La mucoviscidose est l’une des plus fréquentes maladies génétiques héréditaires. Dans les années 60, l’espérance de vie des enfants atteints n’était que de 7 ans. Aujourd’hui, elle avoisine les 40 à 50 ans. Encore bien trop peu naturellement, d’autant qu’ils sont bien nombreux à ne pas atteindre cet âge. Depuis l’identification du gène en cause, il y a 30 ans, les progrès ont été impressionnants et aujourd’hui, l’espoir est plus grand que jamais.
Une maladie très ancienne
La mutation génétique à l’origine de la maladie semble être apparue au Proche-Orient il y a plusieurs millénaires, avant de se propager vers l’ouest au sein des populations caucasiennes. Au Moyen Âge, l’enfant dont le front laisse sur les lèvres un goût salé est réputé être ensorcelé et mourra bientôt. Ce n’est qu’au début du XXe siècle que des cas familiaux associant maladie pulmonaire, diarrhée graisseuse et anomalie pancréatique attirent l’attention des scientifiques. En 1936, la maladie est décrite pour la première fois sous le nom de « fibrose kystique du pancréas et bronchectasie », mais on la prend pour une forme de maladie cœliaque. Le terme de mucoviscidosis, créé à partir des termes « mucus » et « visqueux », est utilisé pour la première fois en 1943. Dix ans plus tard, l’identification d’anomalies électrolytiques dans la sueur des malades permet d’envisager un diagnostic spécifique à la maladie : le « test de la sueur » qui reste jusqu’à ce jour le test le plus fiable pour établir le diagnostic, en dehors de l’analyse génétique qui ne fut disponible que bien plus tard.
Au début des années 1980, le lien physiopathologique est fait entre l’anomalie de la sécrétion de mucus et l’anomalie de la sueur, faisant la relation entre les poumons, le pancréas et les glandes sudoripares. En 1989, l’anomalie génétique à l’origine de la maladie est enfin découverte : une mutation du gène CFTR (Cystic Fibrosis Transmembrane Regulator), codant pour la protéine du même nom.

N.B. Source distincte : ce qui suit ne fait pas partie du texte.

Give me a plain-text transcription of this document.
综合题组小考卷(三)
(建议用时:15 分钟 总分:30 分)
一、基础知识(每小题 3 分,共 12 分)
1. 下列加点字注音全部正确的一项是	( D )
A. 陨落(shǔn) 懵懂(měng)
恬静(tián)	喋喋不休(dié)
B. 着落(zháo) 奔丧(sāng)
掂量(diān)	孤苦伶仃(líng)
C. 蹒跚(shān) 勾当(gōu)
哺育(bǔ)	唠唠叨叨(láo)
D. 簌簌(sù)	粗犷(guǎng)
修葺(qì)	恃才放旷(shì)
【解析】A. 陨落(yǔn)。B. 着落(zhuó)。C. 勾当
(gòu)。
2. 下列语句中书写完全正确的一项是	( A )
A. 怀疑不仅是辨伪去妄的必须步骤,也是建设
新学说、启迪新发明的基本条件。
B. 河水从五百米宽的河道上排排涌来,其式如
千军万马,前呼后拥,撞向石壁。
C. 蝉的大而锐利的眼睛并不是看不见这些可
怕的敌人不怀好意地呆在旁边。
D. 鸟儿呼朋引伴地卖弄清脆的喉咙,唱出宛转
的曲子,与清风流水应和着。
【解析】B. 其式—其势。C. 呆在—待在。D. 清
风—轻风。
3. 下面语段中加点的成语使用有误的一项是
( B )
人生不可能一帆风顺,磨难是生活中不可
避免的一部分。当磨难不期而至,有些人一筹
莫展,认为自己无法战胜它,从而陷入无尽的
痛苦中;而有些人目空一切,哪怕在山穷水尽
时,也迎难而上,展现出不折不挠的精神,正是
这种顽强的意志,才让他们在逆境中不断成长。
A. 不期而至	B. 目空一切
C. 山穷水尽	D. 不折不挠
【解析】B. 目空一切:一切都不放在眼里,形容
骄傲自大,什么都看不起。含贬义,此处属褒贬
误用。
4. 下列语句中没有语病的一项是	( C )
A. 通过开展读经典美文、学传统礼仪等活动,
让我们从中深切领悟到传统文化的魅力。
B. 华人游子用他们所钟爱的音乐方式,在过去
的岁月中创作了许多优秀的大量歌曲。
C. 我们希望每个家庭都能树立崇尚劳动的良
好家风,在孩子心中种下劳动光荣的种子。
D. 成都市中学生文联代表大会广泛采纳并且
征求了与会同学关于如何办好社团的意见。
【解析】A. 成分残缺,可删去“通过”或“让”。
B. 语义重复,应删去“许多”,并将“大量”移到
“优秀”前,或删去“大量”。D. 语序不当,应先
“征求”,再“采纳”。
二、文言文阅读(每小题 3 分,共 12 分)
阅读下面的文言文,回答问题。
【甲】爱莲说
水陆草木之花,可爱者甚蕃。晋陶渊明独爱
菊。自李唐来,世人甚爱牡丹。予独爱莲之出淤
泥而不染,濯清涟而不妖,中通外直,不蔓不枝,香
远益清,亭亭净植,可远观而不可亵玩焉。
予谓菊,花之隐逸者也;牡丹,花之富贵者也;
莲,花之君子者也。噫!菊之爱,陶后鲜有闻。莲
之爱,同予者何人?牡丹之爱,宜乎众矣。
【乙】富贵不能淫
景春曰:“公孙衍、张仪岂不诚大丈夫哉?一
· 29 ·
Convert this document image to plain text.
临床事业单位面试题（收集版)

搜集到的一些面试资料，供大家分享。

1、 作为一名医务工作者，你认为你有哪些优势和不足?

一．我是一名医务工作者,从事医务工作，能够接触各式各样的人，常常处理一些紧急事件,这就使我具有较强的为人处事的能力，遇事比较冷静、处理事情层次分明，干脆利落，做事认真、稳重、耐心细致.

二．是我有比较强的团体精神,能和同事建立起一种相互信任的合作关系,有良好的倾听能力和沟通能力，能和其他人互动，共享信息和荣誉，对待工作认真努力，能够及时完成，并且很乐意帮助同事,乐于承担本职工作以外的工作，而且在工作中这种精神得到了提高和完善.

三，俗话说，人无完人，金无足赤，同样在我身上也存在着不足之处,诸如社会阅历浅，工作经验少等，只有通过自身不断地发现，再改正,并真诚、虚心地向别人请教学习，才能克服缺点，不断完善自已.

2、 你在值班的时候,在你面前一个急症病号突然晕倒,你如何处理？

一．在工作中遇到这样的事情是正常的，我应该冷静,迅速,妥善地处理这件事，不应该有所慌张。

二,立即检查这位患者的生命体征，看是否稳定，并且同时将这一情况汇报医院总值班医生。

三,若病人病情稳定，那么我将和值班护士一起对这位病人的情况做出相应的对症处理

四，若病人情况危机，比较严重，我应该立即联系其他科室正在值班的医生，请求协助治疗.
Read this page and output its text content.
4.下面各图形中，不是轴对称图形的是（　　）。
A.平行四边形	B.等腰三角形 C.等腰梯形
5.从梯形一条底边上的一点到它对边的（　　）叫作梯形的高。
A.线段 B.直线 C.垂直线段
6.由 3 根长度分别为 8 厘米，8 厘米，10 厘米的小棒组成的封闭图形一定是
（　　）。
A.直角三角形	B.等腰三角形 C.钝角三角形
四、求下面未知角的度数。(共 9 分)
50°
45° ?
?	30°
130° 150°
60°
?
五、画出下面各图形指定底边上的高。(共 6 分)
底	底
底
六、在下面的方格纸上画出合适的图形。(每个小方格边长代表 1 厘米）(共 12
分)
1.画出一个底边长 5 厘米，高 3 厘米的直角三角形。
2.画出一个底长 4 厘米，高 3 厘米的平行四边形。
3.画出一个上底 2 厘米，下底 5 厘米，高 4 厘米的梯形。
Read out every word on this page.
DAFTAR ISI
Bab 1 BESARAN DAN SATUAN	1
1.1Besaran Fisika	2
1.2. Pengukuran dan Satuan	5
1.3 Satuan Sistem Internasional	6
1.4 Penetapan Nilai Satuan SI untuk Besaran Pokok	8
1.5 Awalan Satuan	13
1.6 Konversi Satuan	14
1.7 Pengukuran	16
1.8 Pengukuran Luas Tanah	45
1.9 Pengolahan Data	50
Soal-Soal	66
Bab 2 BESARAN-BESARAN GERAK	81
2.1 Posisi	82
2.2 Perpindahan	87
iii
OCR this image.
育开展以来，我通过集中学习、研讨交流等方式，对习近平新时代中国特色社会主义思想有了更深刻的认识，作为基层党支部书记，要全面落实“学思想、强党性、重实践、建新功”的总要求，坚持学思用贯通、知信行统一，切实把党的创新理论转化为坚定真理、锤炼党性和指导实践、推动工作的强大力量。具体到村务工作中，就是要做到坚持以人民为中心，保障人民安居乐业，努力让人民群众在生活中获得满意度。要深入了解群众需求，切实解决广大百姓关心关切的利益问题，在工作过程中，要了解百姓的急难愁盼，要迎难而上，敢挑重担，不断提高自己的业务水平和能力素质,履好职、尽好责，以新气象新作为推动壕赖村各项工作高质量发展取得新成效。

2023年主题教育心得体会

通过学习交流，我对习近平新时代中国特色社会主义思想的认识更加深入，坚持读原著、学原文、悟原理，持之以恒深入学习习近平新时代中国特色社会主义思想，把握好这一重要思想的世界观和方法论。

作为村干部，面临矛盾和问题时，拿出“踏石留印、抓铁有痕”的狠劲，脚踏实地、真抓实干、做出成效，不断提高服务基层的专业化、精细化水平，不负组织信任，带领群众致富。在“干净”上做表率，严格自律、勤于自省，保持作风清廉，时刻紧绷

Une anomalie génétique du mucus
L’altération de cette protéine CFTR, chargée d’assurer la fluidité du mucus, est ainsi à l’origine de la maladie. En effet, l’organisme sécrète normalement du mucus grâce aux cellules de revêtement des organes creux – comme les bronches, le tube digestif, les canaux du pancréas ou les canaux biliaires du foie. Dans la mucoviscidose, le mucus est anormalement épais, collant, visqueux. Les canaux vont se boucher au niveau des organes concernés avec notamment une accumulation dans les voies respiratoires et digestives. Les bronches s’encombrent et s’infectent, provoquant toux et expectoration. Les voies et canaux digestifs (intestin, pancréas, foie) s’obstruent, provoquant des troubles digestifs et hépatiques.
La maladie est dite autosomique et récessive : elle ne s’exprime que chez les personnes qui portent deux copies du gène CFTR muté. Les personnes ne portant qu’une seule copie (environ 2 millions en France) ne sont pas malades, mais peuvent transmettre la maladie à leurs enfants si l’autre parent est également porteur. On estime le nombre de malades en France à 6000, avec environ 200 naissances de bébés atteints chaque année. Un dépistage systématique est pratiqué dans toutes les maternités de France depuis 2002.
Il existe en fait de nombreuses mutations de ce gène, expliquant les différences de symptomatologie constatées chez les différents patients.
Des manifestations respiratoires mais aussi digestives
La mucoviscidose se manifeste souvent dès la naissance ou les premiers mois de vie. L’épaississement du mucus entraîne une diminution de la fonction respiratoire, conduisant progressivement à une bronchopneumopathie chronique obstructive (BPCO) puis, à terme, à une insuffisance respiratoire.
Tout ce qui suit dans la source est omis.